An institution with a Federal Reserve account may qualify for two types of intraday credit limits:

  • Net Debit Cap. Each institution that incurs daylight overdrafts in its Federal Reserve account must adopt a net debit cap, which is a ceiling on the daylight overdraft position that it can incur during any given day.
    • Cap Multiple. The net debit cap is defined as the product of a cap multiple times the institution’s capital measure.
      • The capital measure used in the net debit cap formula depends on the entity – e.g., for a U.S.-chartered institution, the capital instruments used to satisfy its applicable risk-based capital standards.
      • An institution that has regular access to the discount window, is in healthy financial condition and incurs daylight overdrafts up to the lesser of $10 million or 20 percent its capital is exempt from adopting a cap multiple and is automatically eligible to continue incurring overdrafts under the threshold.

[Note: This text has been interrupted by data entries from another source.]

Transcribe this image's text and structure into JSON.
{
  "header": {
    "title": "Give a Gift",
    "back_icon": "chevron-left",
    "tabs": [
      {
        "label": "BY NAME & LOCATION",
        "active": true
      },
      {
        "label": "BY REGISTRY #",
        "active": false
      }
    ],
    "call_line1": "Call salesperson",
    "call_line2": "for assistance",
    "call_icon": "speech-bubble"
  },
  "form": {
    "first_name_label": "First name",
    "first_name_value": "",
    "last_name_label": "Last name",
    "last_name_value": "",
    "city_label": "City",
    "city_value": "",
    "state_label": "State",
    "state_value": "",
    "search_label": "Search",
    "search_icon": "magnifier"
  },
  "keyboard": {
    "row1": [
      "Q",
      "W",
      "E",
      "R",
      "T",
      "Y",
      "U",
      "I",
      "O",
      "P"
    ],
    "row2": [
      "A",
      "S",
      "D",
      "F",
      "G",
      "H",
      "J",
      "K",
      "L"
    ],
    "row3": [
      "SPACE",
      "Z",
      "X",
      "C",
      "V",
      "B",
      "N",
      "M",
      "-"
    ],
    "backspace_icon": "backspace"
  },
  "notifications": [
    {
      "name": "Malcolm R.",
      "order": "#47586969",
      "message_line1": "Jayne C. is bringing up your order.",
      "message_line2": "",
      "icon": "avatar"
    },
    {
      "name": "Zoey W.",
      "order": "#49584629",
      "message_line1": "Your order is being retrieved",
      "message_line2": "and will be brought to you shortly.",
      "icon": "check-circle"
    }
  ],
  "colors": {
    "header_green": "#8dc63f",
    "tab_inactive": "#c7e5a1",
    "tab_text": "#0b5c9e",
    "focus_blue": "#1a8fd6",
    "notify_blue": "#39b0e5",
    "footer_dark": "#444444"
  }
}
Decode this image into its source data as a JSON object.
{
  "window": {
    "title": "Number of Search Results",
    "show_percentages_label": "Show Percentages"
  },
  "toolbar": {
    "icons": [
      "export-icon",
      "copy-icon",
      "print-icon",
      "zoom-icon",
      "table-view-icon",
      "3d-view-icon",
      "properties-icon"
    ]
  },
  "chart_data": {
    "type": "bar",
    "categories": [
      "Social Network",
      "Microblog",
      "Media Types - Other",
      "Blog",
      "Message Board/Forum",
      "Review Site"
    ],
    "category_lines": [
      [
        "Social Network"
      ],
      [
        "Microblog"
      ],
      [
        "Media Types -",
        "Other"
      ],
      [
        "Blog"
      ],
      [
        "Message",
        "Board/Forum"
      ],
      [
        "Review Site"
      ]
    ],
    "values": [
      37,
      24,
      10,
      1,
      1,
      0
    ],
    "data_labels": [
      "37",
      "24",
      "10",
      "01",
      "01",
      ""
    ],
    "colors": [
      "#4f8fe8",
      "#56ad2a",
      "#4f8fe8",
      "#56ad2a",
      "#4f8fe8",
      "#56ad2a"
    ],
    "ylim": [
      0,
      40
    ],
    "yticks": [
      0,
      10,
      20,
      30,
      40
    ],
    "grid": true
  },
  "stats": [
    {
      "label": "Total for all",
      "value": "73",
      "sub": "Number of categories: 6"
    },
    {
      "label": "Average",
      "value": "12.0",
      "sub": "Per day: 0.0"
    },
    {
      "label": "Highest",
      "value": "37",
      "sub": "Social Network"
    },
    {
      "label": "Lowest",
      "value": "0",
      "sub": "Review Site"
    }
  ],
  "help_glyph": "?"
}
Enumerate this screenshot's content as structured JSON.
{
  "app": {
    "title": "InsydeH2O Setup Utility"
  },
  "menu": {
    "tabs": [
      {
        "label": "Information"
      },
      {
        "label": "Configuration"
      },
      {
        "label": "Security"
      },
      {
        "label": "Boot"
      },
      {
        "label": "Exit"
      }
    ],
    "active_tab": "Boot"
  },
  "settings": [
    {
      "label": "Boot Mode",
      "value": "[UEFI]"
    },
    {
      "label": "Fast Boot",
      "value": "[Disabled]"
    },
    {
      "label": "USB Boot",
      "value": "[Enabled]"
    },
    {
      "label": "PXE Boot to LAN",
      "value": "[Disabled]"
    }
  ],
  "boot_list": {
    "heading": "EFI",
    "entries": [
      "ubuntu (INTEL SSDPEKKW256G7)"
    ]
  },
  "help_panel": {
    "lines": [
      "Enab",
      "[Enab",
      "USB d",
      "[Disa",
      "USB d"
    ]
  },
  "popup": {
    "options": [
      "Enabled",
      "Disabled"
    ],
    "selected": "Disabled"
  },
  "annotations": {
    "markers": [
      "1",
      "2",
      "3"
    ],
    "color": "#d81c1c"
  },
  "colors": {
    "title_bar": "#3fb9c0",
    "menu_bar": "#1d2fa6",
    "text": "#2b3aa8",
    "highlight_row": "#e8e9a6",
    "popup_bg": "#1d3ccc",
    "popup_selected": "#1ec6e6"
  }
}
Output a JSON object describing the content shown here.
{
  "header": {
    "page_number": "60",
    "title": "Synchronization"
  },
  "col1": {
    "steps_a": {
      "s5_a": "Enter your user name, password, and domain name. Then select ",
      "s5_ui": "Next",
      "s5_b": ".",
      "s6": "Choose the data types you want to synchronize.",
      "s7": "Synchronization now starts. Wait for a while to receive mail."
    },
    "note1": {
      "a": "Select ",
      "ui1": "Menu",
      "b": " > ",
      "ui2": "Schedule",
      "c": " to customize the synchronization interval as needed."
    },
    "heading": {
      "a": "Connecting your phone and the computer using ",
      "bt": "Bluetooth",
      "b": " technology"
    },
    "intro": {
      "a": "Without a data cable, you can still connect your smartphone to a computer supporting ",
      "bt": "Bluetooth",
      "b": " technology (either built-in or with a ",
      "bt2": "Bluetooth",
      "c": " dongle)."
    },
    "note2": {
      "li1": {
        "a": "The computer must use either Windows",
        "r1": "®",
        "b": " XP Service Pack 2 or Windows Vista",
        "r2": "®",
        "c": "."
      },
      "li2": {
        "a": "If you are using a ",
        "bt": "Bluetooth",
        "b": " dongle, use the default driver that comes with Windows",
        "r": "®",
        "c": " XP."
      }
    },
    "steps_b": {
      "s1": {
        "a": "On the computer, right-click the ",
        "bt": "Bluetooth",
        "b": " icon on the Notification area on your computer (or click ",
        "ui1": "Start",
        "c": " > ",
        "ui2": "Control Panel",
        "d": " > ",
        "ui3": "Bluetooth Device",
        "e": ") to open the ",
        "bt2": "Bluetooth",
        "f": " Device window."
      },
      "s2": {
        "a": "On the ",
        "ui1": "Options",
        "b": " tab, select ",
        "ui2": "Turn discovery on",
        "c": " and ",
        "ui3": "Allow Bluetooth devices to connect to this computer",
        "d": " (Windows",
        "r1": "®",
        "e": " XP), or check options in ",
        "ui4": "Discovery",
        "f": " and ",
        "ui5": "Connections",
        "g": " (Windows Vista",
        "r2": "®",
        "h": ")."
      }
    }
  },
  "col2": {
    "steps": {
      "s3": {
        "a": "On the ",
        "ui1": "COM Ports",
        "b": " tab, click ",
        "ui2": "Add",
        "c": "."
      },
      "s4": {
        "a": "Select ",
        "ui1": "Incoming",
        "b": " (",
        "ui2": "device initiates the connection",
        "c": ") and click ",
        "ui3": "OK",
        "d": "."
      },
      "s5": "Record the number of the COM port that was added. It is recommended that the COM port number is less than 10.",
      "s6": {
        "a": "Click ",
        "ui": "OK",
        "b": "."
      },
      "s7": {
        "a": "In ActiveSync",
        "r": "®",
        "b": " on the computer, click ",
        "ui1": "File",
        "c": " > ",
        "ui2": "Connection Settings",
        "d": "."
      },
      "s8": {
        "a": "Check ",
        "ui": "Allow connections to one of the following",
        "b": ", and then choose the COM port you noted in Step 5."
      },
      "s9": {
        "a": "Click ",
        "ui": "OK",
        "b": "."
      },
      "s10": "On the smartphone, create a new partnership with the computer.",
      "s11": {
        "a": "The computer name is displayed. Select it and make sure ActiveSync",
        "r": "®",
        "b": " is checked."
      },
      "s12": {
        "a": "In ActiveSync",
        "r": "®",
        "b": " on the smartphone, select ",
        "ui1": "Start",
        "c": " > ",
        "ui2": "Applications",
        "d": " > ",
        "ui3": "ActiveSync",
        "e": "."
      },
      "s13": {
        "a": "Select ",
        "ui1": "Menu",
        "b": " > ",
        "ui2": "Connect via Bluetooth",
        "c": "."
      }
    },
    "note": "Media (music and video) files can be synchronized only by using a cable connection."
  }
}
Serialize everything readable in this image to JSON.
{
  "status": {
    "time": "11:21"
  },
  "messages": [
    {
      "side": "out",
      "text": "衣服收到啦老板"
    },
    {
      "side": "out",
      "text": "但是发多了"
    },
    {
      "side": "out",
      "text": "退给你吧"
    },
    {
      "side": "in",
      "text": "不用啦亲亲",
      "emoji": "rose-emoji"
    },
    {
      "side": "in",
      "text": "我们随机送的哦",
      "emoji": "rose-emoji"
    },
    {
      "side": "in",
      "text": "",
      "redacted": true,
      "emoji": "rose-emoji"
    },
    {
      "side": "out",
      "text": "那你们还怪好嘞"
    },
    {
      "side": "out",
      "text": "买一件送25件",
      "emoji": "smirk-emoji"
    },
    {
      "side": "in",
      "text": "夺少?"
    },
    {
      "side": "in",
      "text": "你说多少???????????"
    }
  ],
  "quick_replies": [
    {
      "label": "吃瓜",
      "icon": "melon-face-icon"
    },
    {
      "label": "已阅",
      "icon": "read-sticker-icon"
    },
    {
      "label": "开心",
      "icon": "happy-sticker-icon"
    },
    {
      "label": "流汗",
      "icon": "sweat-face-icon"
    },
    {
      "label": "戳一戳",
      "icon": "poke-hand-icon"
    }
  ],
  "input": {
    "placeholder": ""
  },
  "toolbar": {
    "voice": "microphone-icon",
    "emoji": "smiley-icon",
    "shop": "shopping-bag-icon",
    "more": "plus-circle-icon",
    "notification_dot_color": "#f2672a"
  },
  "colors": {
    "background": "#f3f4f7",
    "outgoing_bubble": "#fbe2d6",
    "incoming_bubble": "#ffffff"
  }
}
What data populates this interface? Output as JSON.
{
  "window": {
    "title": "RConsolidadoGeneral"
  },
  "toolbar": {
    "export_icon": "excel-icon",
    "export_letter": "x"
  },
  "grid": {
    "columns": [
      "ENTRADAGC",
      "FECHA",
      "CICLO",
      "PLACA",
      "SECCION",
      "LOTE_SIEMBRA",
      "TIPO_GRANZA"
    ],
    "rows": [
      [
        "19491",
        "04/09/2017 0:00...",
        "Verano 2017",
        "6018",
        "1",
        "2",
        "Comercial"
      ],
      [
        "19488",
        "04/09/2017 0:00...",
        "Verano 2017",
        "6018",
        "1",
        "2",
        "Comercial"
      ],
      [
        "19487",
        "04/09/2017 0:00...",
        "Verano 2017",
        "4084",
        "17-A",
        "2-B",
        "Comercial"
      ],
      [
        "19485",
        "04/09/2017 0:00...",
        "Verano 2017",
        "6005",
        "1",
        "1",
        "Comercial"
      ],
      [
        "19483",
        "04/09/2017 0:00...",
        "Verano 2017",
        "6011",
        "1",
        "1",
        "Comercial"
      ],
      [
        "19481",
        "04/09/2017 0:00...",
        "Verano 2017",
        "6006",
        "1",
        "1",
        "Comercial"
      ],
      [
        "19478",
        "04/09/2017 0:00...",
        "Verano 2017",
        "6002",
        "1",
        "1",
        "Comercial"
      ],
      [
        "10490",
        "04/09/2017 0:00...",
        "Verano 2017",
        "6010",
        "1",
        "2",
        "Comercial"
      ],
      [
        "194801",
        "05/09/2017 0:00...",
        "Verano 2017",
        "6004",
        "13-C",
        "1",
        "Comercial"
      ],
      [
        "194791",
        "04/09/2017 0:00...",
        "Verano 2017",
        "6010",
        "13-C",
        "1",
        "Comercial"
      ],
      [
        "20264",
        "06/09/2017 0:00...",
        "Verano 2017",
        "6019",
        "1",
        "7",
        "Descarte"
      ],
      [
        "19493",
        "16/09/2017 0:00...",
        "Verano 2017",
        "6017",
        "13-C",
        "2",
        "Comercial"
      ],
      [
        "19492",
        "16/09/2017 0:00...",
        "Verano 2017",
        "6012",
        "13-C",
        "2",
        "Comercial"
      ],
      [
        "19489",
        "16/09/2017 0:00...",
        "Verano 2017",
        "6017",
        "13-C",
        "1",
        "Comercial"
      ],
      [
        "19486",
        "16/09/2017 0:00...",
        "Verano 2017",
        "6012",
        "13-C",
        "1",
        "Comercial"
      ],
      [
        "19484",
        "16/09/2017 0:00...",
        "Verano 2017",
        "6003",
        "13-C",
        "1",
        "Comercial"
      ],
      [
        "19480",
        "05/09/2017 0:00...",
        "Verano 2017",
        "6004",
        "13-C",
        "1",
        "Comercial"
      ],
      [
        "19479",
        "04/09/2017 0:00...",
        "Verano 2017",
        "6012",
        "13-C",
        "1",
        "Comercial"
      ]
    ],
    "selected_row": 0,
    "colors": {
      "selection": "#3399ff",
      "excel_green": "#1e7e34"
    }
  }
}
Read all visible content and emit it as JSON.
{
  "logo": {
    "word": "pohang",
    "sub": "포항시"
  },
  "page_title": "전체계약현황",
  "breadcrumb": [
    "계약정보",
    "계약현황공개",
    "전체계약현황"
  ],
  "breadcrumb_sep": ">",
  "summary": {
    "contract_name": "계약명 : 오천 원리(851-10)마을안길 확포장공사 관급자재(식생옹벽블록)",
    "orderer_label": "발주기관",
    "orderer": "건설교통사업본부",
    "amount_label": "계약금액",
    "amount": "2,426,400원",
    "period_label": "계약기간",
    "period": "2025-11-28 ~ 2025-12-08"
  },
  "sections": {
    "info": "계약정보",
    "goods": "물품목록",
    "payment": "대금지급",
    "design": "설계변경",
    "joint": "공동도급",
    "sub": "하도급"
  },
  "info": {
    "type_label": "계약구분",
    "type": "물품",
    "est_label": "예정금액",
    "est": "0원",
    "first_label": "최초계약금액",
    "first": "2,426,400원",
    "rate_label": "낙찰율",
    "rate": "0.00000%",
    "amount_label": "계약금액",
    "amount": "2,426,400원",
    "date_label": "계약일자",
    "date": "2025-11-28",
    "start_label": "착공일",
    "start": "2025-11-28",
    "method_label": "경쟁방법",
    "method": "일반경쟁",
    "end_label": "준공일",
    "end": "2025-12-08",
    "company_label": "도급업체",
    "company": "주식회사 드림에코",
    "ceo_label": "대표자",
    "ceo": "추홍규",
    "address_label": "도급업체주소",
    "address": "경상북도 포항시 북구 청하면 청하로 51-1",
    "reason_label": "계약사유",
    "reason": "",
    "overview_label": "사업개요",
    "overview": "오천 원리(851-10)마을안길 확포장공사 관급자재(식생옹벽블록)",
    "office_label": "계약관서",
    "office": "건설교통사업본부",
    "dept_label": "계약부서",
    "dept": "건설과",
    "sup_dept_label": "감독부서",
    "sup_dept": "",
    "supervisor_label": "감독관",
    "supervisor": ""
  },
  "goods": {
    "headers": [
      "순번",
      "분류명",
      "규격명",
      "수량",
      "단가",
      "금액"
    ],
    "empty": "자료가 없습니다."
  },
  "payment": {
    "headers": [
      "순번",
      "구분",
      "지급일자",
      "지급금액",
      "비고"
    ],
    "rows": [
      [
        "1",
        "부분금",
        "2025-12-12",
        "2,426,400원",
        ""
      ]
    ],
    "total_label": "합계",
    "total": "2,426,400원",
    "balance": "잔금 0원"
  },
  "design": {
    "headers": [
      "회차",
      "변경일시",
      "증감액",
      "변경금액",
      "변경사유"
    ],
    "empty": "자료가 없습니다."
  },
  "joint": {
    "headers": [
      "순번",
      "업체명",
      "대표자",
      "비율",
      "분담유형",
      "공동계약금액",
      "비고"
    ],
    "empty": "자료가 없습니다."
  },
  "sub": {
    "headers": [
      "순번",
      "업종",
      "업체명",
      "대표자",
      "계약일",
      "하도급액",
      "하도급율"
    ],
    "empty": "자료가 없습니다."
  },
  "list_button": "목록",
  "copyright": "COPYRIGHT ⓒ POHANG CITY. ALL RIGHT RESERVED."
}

      • Other institutions must select one of several pre-defined cap multiples between zero and 2.25, with greater cap multiples requiring heightened eligibility criteria, including more thorough self-assessments and reviews by the institution’s board of directors.
      • An institution must be financially healthy and have regular access to the discount window in order to adopt a net debit cap greater than zero.
      • An institution may voluntarily select a zero net debit cap or be assigned a zero cap based on its Reserve Bank’s assessment of its risk.
    • Optional Collateralization and Fees. Daylight overdrafts up to the net debit cap may be uncollateralized or collateralized.
      • The Federal Reserve incentivizes collateralization by charging a fee for uncollateralized overdrafts of 50 bps – applied to the average minute-by-minute uncollateralized daylight overdraft, adjusted to the 21.5-hour Fedwire operating day (from 9:00 p.m. ET the day before to 6:30 p.m. ET) and a 360-day year.
      • Collateralized daylight overdrafts incur no fee.
      • Pledged collateral is subject to valuation and margining by its Reserve Bank.
    • Max Cap. In addition, an institution with a self-assessed net debit cap may receive approval to pledge additional collateral to its Reserve Bank to secure daylight overdraft capacity in excess of its net debit cap.
      • In considering an institution’s request for additional collateralized capacity, the Reserve Bank evaluates the institution’s rationale for requesting additional daylight overdraft capacity, its capital and liquidity ratios, the composition of its balance sheet assets and its CAMELS or other supervisory ratings and assessments.
      • The institution’s max cap is equal to its net debit cap plus the additional approved collateralized capacity.
      • As with collateralized daylight overdrafts under the net debit cap, collateral pledged by an institution up to the max cap is subject to valuation and margining by its Reserve Bank.